Base

The base module is the small-utility layer of evanverse. It collects helpers that are useful across ordinary analysis work but do not belong to a heavier plotting, statistical, download, or package-management module.

This module should stay practical and predictable. The functions are small, but their behavior still matters because they are often used as glue in larger workflows.

Scope

R/base.R currently exports thirteen functions:

Group Functions Role
Data frame utilities df2list(), df2vect(), recode_column(), view() Convert, recode, and inspect tabular data
File system utilities file_ls(), file_info(), file_tree() Inspect files and directory structure
Gene ID conversion gene2entrez(), gene2ensembl() Convert gene symbols with an explicit or downloaded reference
GMT parsing gmt2df(), gmt2list() Read GMT gene-set files into data frames or lists
Math utilities perm(), comb() Small combinatorics helpers

The module stays in one source file. Instead of splitting it back into many small files, R/base.R is organized with internal section dividers. This keeps the package structure compact while still making the module reviewable.

Design Contract

Return Types Should Be Stable

Functions should return the documented type when they succeed. Invalid input should usually raise a clear error rather than returning an ambiguous sentinel value.

This matters most for GMT parsing. gmt2df() documents a data frame return, and gmt2list() documents a named list return. A malformed GMT file with no valid gene sets should therefore error instead of returning NULL.

Missing And Explicit NA Are Different

recode_column() uses a named vector as a dictionary. A key that is absent from the dictionary is unmatched and receives default. A key that is present but maps to NA is a real match and should stay NA.

That distinction lets users intentionally erase or mask values without losing control of the fallback behavior.

Reference Duplicates Should Be Visible

gene2entrez() and gene2ensembl() normalize symbols before matching:

Species Normalization
human toupper()
mouse tolower()

If the reference table contains duplicated symbols after normalization, the functions warn and use the first match. This keeps the simple one-row-per-input return shape while making the ambiguity visible.

Warnings Should Be Catchable

perm() and comb() can exceed double range for large inputs. Overflow-risk messages are part of the behavior, so they should be emitted with cli::cli_warn() rather than display-only alerts. That makes them testable and catchable by calling code.

Review Notes

The latest review focused on five issues:

  1. GMT parsing had an unstable all-malformed-file path.
  2. recode_column() treated explicit NA mappings as unmatched values.
  3. Gene ID conversion silently ignored duplicated reference symbols.
  4. perm() and comb() used non-catchable warning alerts.
  5. The base vignette described eleven functions while the module exported thirteen.

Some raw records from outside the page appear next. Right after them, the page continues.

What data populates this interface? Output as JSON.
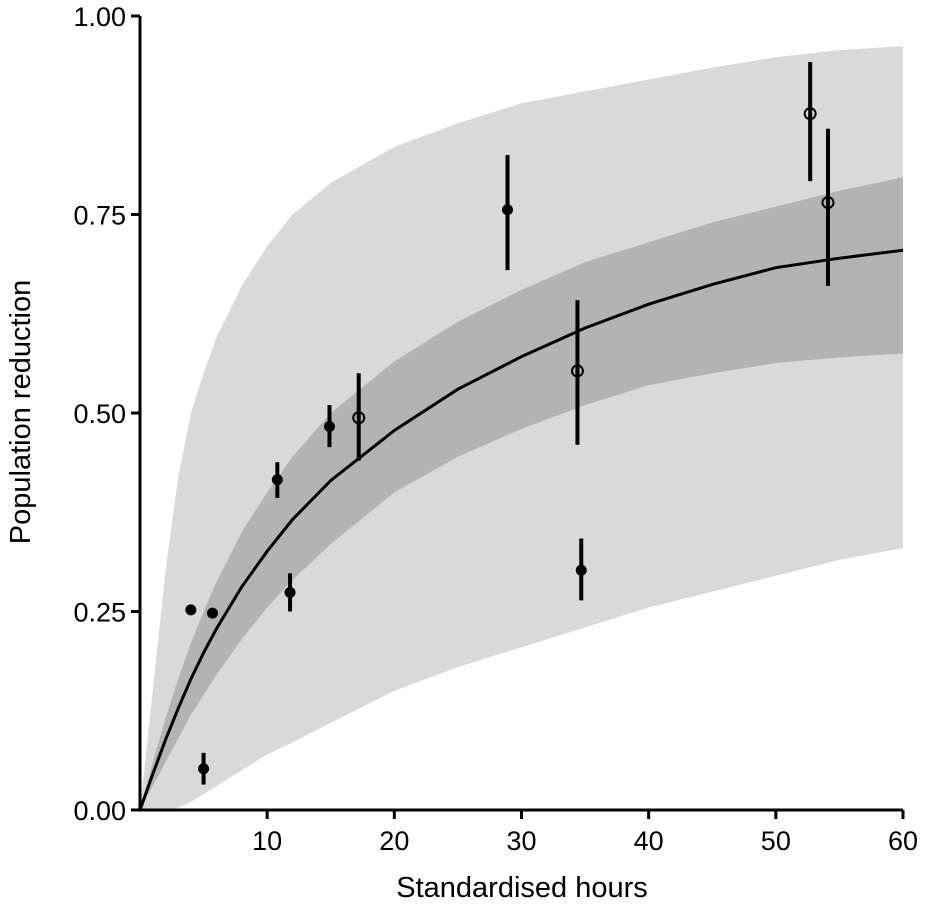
{
  "chart_data": {
    "type": "scatter",
    "title": "",
    "xlabel": "Standardised hours",
    "ylabel": "Population reduction",
    "xlim": [
      0,
      60
    ],
    "ylim": [
      0,
      1
    ],
    "xticks": [
      10,
      20,
      30,
      40,
      50,
      60
    ],
    "xtick_labels": [
      "10",
      "20",
      "30",
      "40",
      "50",
      "60"
    ],
    "yticks": [
      0,
      0.25,
      0.5,
      0.75,
      1.0
    ],
    "ytick_labels": [
      "0.00",
      "0.25",
      "0.50",
      "0.75",
      "1.00"
    ],
    "grid": false,
    "colors": {
      "outer_band": "#d9d9d9",
      "inner_band": "#b3b3b3",
      "fit_line": "#000000",
      "points": "#000000"
    },
    "fit_curve": {
      "x": [
        0,
        1,
        2,
        3,
        4,
        5,
        6,
        8,
        10,
        12,
        15,
        20,
        25,
        30,
        35,
        40,
        45,
        50,
        55,
        60
      ],
      "y": [
        0,
        0.045,
        0.088,
        0.128,
        0.165,
        0.198,
        0.228,
        0.281,
        0.326,
        0.366,
        0.415,
        0.478,
        0.53,
        0.571,
        0.607,
        0.637,
        0.662,
        0.683,
        0.695,
        0.705
      ]
    },
    "inner_band": {
      "x": [
        0,
        1,
        2,
        3,
        4,
        5,
        6,
        8,
        10,
        12,
        15,
        20,
        25,
        30,
        35,
        40,
        45,
        50,
        55,
        60
      ],
      "lower": [
        0,
        0.03,
        0.06,
        0.09,
        0.12,
        0.145,
        0.17,
        0.215,
        0.255,
        0.29,
        0.335,
        0.4,
        0.445,
        0.48,
        0.51,
        0.535,
        0.55,
        0.563,
        0.57,
        0.575
      ],
      "upper": [
        0,
        0.06,
        0.115,
        0.165,
        0.21,
        0.25,
        0.287,
        0.35,
        0.4,
        0.445,
        0.5,
        0.565,
        0.615,
        0.655,
        0.69,
        0.715,
        0.74,
        0.76,
        0.78,
        0.797
      ]
    },
    "outer_band": {
      "x": [
        0,
        1,
        2,
        3,
        4,
        5,
        6,
        8,
        10,
        12,
        15,
        20,
        25,
        30,
        35,
        40,
        45,
        50,
        55,
        60
      ],
      "lower": [
        0,
        0,
        0,
        0.003,
        0.01,
        0.02,
        0.03,
        0.05,
        0.07,
        0.085,
        0.11,
        0.15,
        0.18,
        0.205,
        0.23,
        0.255,
        0.275,
        0.295,
        0.315,
        0.33
      ],
      "upper": [
        0,
        0.15,
        0.3,
        0.42,
        0.5,
        0.55,
        0.595,
        0.66,
        0.71,
        0.75,
        0.79,
        0.835,
        0.865,
        0.89,
        0.905,
        0.92,
        0.935,
        0.948,
        0.957,
        0.962
      ]
    },
    "series": [
      {
        "marker": "filled",
        "points": [
          {
            "x": 4.0,
            "y": 0.252,
            "lo": 0.252,
            "hi": 0.252
          },
          {
            "x": 5.0,
            "y": 0.052,
            "lo": 0.032,
            "hi": 0.072
          },
          {
            "x": 5.7,
            "y": 0.248,
            "lo": 0.248,
            "hi": 0.248
          },
          {
            "x": 10.8,
            "y": 0.416,
            "lo": 0.393,
            "hi": 0.438
          },
          {
            "x": 11.8,
            "y": 0.274,
            "lo": 0.25,
            "hi": 0.298
          },
          {
            "x": 14.9,
            "y": 0.483,
            "lo": 0.457,
            "hi": 0.51
          },
          {
            "x": 28.9,
            "y": 0.756,
            "lo": 0.68,
            "hi": 0.825
          },
          {
            "x": 34.7,
            "y": 0.302,
            "lo": 0.264,
            "hi": 0.342
          }
        ]
      },
      {
        "marker": "open",
        "points": [
          {
            "x": 17.2,
            "y": 0.494,
            "lo": 0.44,
            "hi": 0.55
          },
          {
            "x": 34.4,
            "y": 0.553,
            "lo": 0.46,
            "hi": 0.642
          },
          {
            "x": 52.7,
            "y": 0.877,
            "lo": 0.792,
            "hi": 0.942
          },
          {
            "x": 54.1,
            "y": 0.765,
            "lo": 0.66,
            "hi": 0.858
          }
        ]
      }
    ]
  }
}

The fixes aligned implementation, tests, and user-facing documentation around a clearer module contract.

Tests

The focused base test suite lives in tests/testthat/test-base.R.

Latest focused run:

devtools::test(filter = "base")
[ FAIL 0 | WARN 0 | SKIP 0 | PASS 125 ]

The important tests are contract tests:

  • malformed GMT files with no valid gene sets error;
  • recode_column() preserves explicit NA mappings;
  • non-scalar default values in recode_column() error;
  • duplicated normalized gene symbols warn and use the first match;
  • perm() and comb() overflow notices are real warnings.

Open Questions

  • Whether gene ID duplicates should continue to warn or eventually become an error.
  • Whether view() belongs in base long term, since it is interactive and depends on reactable.
  • Whether the math helpers should stay here or move if a larger math/stat helper family develops.